The celebrity/pro skater partnerships have begun practicing together, and Torvill and Dean are choreographing routines for each couple. It's a time of creative energy and excitement.

"I think because our celebrities watch the show if they know they're going to be doing it, they look back on what's gone before them," Torvill said. "Quite a few of them -- especially the competitive ones -- think, 'I want to be better than that.'

"So the standard each year has gotten higher and higher, which is exciting for us -- to think what we can achieve with people who have never skated or are relatively unknown to skating."

The last two seasons the champions -- Hayley Tamaddon (2010) and Sam Attwater (2011) -- reached incredibly high levels. Each skated routines that became classics. For Tamaddon and partner Daniel Whiston, it was to the song "Jai Ho," and for Attwater and his partner, Brianne Delcourt, it was a Riverdance routine.

The show's panel of judges includes head judge and 1980 Olympic men's gold medalist Robin Cousins. The audience also gets involved, voting for which couple will skate an interpretation of Torvill and Dean's classic "Bolero" program.

"We always say the TV show came about because of 'Bolero'," said Dean, whose free dance with Torvill at the 1984 Olympic Winter Games earned nine 6.0s for artistic merit. "It's 'Bolero' that gave us our window to the world and popularity. This show is all based around teaching you to skate to the point where [in] the final performance you put your interpretation on that dance.

"It's very special," he added. "It's not sacred, but it is a sense of people sort of paying homage to it."

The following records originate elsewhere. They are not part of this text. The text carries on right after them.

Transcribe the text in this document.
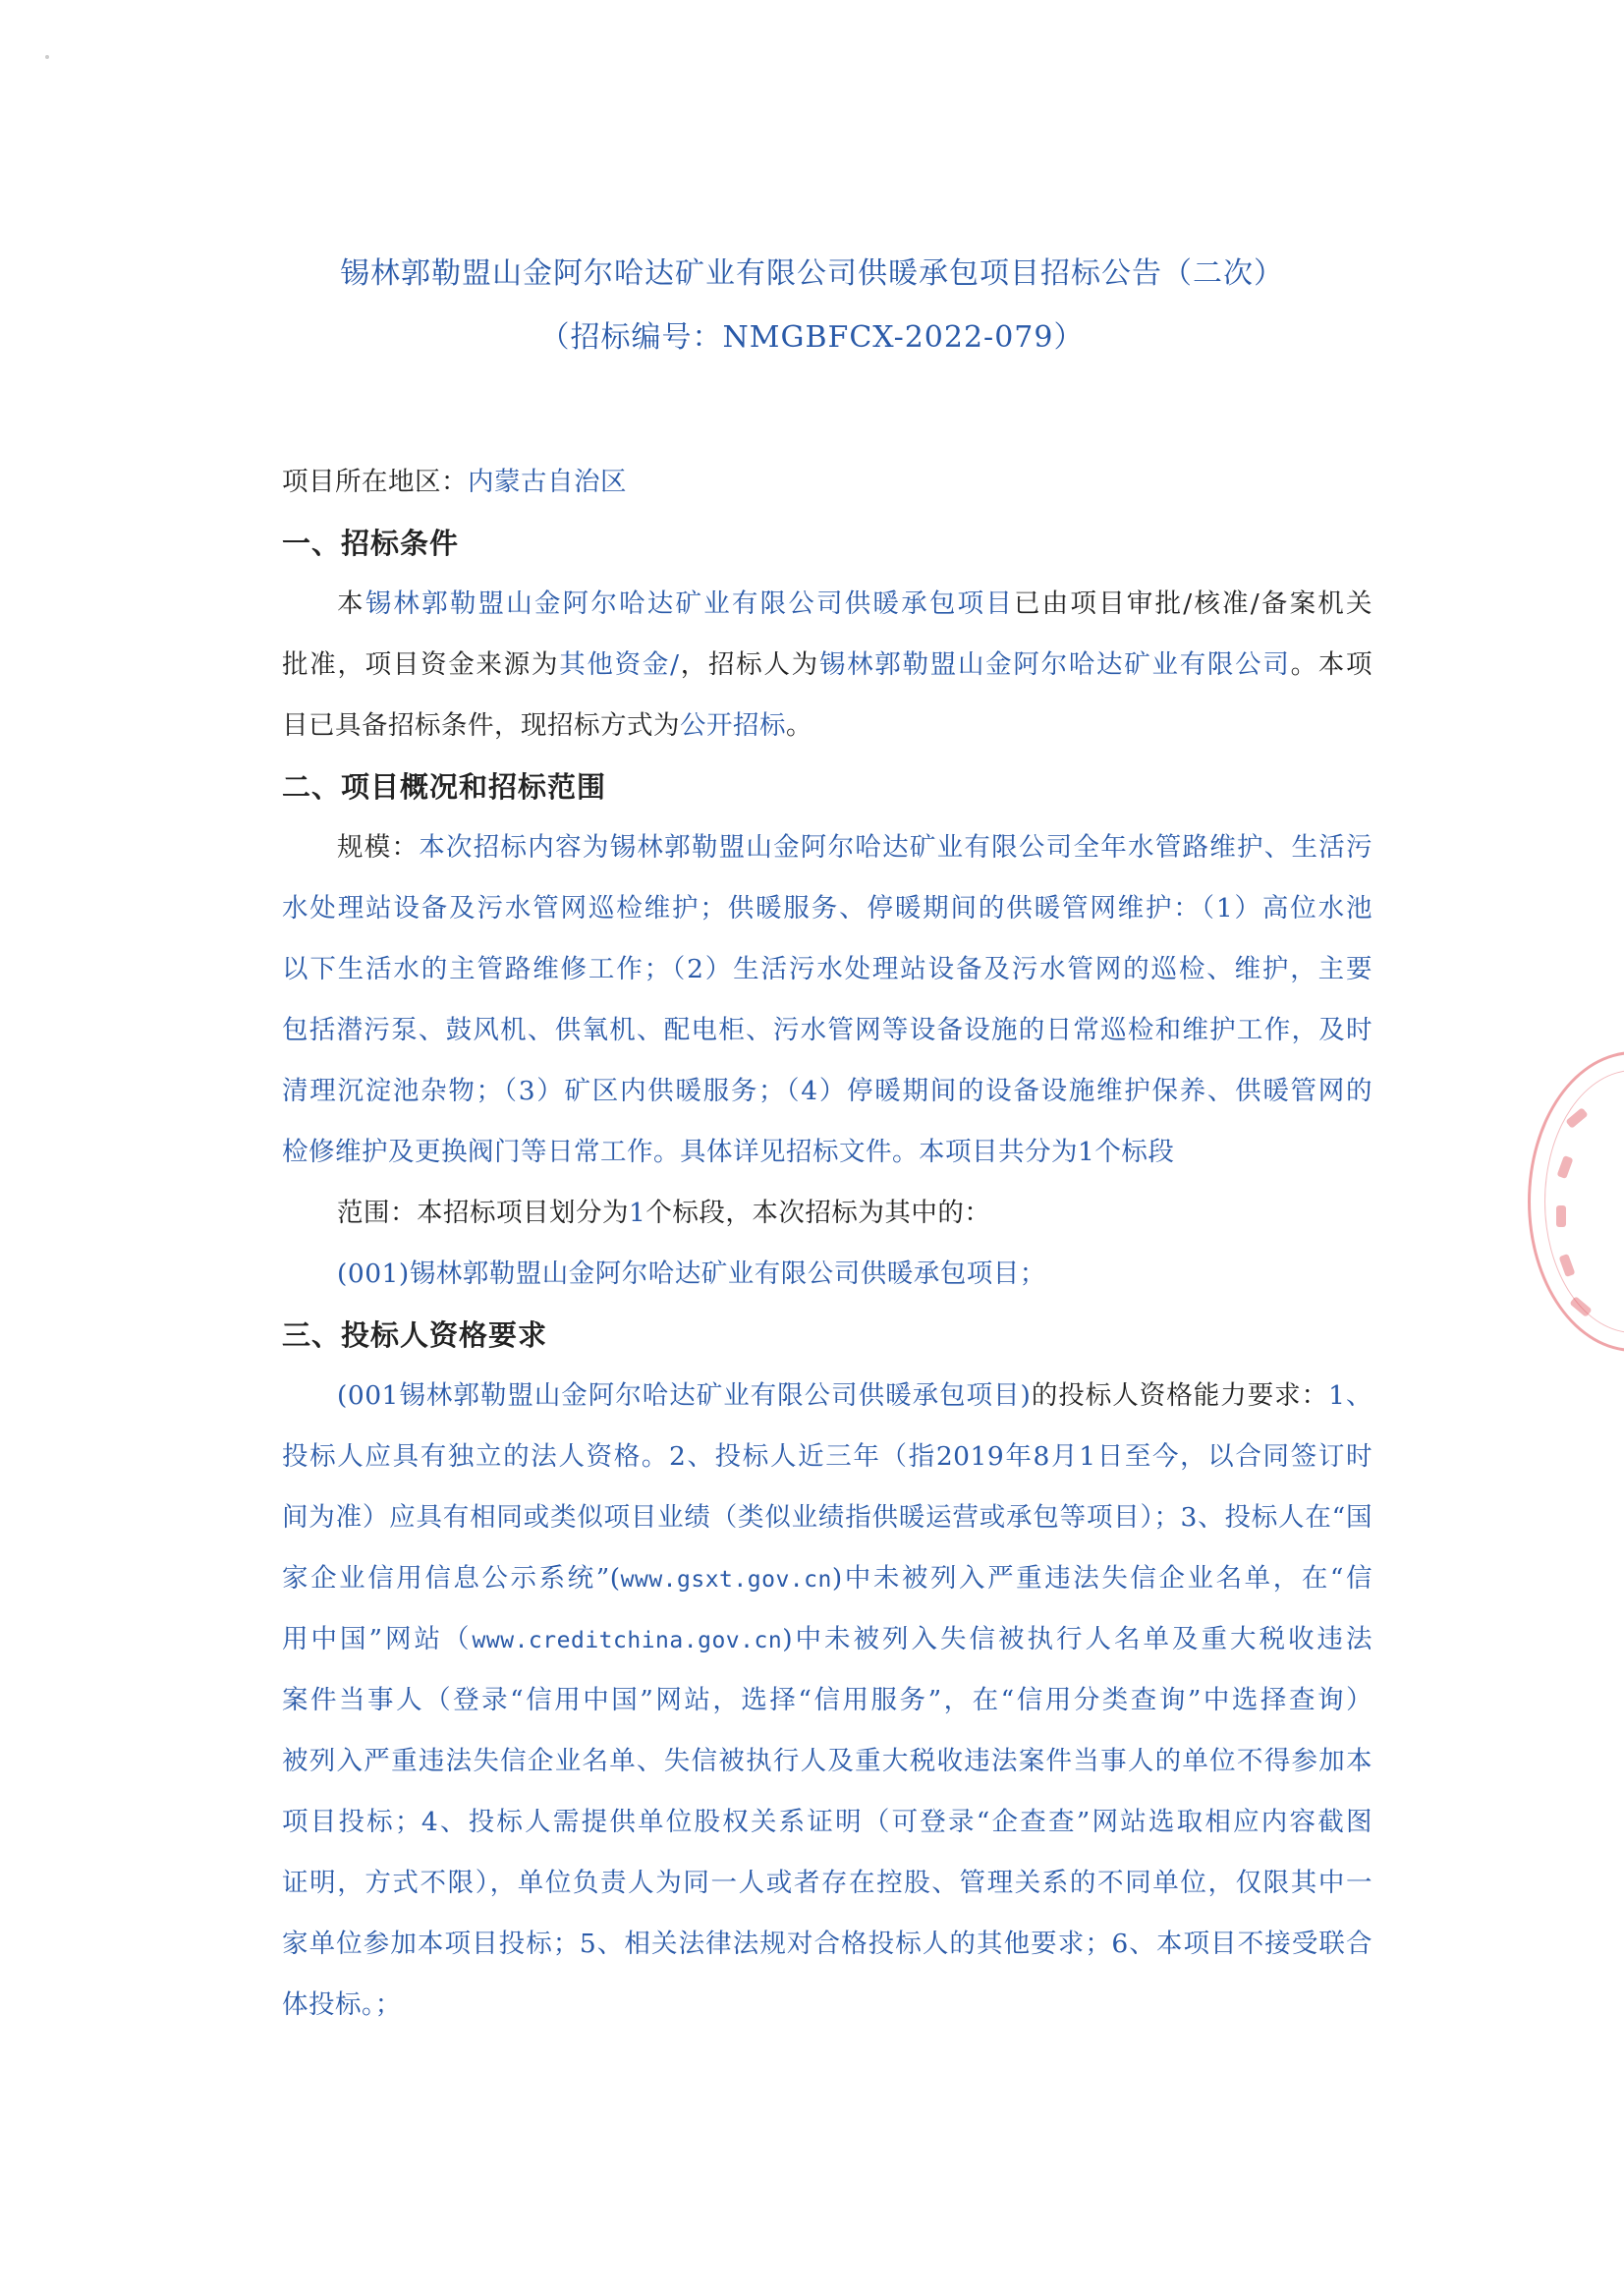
锡林郭勒盟山金阿尔哈达矿业有限公司供暖承包项目招标公告（二次）
（招标编号：NMGBFCX-2022-079）
项目所在地区：内蒙古自治区
一、招标条件
本锡林郭勒盟山金阿尔哈达矿业有限公司供暖承包项目已由项目审批/核准/备案机关
批准，项目资金来源为其他资金/，招标人为锡林郭勒盟山金阿尔哈达矿业有限公司。本项
目已具备招标条件，现招标方式为公开招标。
二、项目概况和招标范围
规模：本次招标内容为锡林郭勒盟山金阿尔哈达矿业有限公司全年水管路维护、生活污
水处理站设备及污水管网巡检维护；供暖服务、停暖期间的供暖管网维护：（1）高位水池
以下生活水的主管路维修工作；（2）生活污水处理站设备及污水管网的巡检、维护，主要
包括潜污泵、鼓风机、供氧机、配电柜、污水管网等设备设施的日常巡检和维护工作，及时
清理沉淀池杂物；（3）矿区内供暖服务；（4）停暖期间的设备设施维护保养、供暖管网的
检修维护及更换阀门等日常工作。具体详见招标文件。本项目共分为1个标段
范围：本招标项目划分为1个标段，本次招标为其中的：
(001)锡林郭勒盟山金阿尔哈达矿业有限公司供暖承包项目；
三、投标人资格要求
(001锡林郭勒盟山金阿尔哈达矿业有限公司供暖承包项目)的投标人资格能力要求：1、
投标人应具有独立的法人资格。2、投标人近三年（指2019年8月1日至今，以合同签订时
间为准）应具有相同或类似项目业绩（类似业绩指供暖运营或承包等项目）；3、投标人在“国
家企业信用信息公示系统”(www.gsxt.gov.cn)中未被列入严重违法失信企业名单，在“信
用中国”网站（www.creditchina.gov.cn)中未被列入失信被执行人名单及重大税收违法
案件当事人（登录“信用中国”网站，选择“信用服务”，在“信用分类查询”中选择查询）
被列入严重违法失信企业名单、失信被执行人及重大税收违法案件当事人的单位不得参加本
项目投标；4、投标人需提供单位股权关系证明（可登录“企查查”网站选取相应内容截图
证明，方式不限），单位负责人为同一人或者存在控股、管理关系的不同单位，仅限其中一
家单位参加本项目投标；5、相关法律法规对合格投标人的其他要求；6、本项目不接受联合
体投标。；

Following each season, Torvill and Dean as well as several of the show's participants go on tour. (A DVD of the 2011 version called Torvill & Dean's Dancing on Ice - The Live Tour 2011 was released earlier this month.) At one stop, the honor of skating "Bolero" fell to American rapper Vanilla Ice and his partner, Katie Stainsby.

"He didn't know what to do," Torvill recalled. "He practiced it at some point, but not recently. It was almost as if his partner had to talk him through it.

"He somehow added these little body popping moments into it," she continued. "It was really funny. He got quite into doing it."

Dean said at this point in their lives the relatively short length of the tour (5-6 weeks) is perfect.

"It's great fun because the celebrities that do it just get better because they're performing the same number each night," he said. "It's also great for the pros because we give them opportunities to shine and do their own thing as well."

Now in their 50s, Torvill and Dean said their bodies occasionally remind them of how many years it's been since they won Olympic gold, but that hasn't dimmed their enthusiasm. After taking a seven-year break from skating from 1998-2005, Torvill said this latest phase of their careers is "amazing."

"I'm really, really enjoying it," she said. "I love that I can still do it, and I love that we're still continuing to learn and do new things all the time."